The Conservative plan to invite finance-sector "investors" to exploit a shortfall in BC of particular healthcare capacities (day surgery clinics, for example) and then "bid" for contracts creates the illusion of cost savings via competition.
The obvious question is how rather than for BC Health to build, staff, equip, and operate these clinics itself adding the overhead of executive salaries, marketing, redundant administrative costs, and "investors'" returns would make services provided by such clinics more affordable.
Besides, allowing profit-driven providers and their bankers a foothold in BC's healthcare sector is a camel's nose under the multitrillion-dollar tent of universal healthcare.
Once financialized healthcare has insinuated itself into the system, the obvious sales pitch for expansion to affluent people who do not like waiting in lines is that "private-pay" would shorten wait times by eliminating people who cannot afford to pay for "Cadillac service" from the queue, at which point "private-pay" becomes code for private health insurance.
Healthcare costs being far greater than the price, for example, of an oil change, "private-pay" opens the door to for-profit health insurance corporations, which make their money on the spread between premiums collected and healthcare bills paid, a business model that translates into armies of arbiters of "medical necessity" interposed between doctors and patients whose job is to deny policy holders treatment and whose salaries policy holders pay.
For-profit health insurance also encourages proliferation of cleverly designed, deliberately inadequate "plans" that withhold payment for services policy-holders guess they will never need when, in the event, they need them. And of course private health insurance corporations place arbitrary limits on lifetime payouts per policy holder, treatment category, or other time period.
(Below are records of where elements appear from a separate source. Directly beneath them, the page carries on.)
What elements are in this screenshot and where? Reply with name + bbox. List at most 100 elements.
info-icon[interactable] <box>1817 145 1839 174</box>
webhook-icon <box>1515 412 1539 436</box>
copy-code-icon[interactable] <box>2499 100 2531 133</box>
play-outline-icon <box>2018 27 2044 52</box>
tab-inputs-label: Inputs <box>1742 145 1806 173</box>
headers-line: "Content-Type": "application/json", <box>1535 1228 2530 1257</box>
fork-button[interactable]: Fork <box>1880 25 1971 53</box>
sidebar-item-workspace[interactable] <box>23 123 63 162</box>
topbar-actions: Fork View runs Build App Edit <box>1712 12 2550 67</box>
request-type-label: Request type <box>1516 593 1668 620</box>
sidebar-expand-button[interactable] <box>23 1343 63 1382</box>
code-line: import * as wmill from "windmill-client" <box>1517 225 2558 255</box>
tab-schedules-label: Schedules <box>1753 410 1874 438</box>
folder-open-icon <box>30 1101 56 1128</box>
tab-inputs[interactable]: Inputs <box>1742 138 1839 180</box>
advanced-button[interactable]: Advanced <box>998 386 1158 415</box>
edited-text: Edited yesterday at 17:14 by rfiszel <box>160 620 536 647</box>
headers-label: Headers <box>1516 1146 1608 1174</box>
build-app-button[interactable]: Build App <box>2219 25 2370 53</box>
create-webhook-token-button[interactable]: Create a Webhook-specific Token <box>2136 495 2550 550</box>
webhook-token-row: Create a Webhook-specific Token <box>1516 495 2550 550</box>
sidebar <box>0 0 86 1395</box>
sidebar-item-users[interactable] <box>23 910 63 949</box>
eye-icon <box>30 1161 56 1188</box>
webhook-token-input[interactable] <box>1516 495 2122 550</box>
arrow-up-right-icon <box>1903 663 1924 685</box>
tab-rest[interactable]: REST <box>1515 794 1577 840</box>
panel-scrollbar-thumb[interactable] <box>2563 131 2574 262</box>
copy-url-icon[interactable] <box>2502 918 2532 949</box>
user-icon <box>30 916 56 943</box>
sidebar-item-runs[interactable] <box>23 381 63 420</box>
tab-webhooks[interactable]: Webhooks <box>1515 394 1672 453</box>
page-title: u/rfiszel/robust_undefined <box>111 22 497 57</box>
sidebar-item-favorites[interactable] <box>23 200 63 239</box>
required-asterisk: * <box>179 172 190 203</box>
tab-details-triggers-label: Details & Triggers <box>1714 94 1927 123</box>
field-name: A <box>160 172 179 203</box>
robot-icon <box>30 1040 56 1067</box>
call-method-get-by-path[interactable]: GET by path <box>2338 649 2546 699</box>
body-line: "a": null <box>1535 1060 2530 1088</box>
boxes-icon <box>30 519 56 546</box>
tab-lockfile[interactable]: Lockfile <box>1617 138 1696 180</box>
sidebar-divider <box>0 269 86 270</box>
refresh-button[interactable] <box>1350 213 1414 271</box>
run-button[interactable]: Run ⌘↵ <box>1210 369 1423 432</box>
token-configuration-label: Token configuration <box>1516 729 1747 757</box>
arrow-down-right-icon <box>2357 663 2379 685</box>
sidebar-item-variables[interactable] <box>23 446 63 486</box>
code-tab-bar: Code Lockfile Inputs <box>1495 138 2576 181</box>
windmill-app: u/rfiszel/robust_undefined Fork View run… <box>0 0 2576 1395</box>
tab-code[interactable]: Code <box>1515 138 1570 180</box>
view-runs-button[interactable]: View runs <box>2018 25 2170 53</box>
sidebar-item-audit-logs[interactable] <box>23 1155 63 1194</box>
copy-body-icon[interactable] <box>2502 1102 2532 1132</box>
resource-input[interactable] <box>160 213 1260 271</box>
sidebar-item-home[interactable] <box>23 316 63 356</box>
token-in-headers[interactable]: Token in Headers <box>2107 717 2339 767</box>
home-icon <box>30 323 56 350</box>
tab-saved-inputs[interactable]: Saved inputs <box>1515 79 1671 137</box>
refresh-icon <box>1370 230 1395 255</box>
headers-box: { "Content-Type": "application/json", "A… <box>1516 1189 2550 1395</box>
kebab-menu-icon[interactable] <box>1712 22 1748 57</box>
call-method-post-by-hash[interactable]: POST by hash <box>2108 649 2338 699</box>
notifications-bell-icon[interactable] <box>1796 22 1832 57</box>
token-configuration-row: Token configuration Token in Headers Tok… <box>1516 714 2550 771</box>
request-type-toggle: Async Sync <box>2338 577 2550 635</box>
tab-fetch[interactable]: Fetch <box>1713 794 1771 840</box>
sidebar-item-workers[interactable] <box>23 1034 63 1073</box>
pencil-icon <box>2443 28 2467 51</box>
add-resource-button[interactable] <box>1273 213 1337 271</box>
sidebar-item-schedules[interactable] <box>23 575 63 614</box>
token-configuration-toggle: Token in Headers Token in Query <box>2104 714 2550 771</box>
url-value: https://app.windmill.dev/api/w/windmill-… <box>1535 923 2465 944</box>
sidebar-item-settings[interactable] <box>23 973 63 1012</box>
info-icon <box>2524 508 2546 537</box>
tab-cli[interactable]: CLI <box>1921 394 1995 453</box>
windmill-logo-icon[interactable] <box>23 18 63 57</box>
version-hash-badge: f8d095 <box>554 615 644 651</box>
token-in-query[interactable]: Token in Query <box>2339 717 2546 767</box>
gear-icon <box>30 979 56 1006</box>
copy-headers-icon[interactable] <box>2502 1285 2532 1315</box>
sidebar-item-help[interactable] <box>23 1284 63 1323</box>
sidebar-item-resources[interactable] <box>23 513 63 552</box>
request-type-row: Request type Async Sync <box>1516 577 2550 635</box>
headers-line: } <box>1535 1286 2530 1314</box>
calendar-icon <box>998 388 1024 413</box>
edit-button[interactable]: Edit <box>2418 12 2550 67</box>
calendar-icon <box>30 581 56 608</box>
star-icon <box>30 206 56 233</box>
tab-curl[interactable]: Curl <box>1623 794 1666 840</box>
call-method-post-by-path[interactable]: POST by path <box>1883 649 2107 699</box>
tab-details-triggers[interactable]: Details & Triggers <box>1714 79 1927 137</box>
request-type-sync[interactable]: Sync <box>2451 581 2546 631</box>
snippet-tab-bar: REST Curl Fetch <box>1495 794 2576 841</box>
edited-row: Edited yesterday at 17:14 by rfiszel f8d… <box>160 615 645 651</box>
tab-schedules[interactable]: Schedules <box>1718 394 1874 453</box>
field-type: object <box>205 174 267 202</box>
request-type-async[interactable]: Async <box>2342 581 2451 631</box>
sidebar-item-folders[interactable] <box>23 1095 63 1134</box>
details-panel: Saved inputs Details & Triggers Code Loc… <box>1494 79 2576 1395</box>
Systematically underfunding universal healthcare in Canada, starting with the Federal-Provincial Fiscal Arrangements and Established Programs Financing Act in 1977, has brought hospitals and clinics across Canada: chronic understaffing, inadequate worker compensation, noncompliance with empirically derived clinical standards, healthcare professional burnout, not enough training seats for the future (which is now), and the gold standard for destroying a public service failure to meet Canadians' expectations, and their consequent anger, with regard to the lack of availability of healthcare services.
This concerted, decades-long attack having finally torn Canada's healthcare system to shreds, the next step is for mouthpieces for transnational finance to offer innocuous-sounding schemes to kick open the door to privatization, meaning plunder, of healthcare in Canada.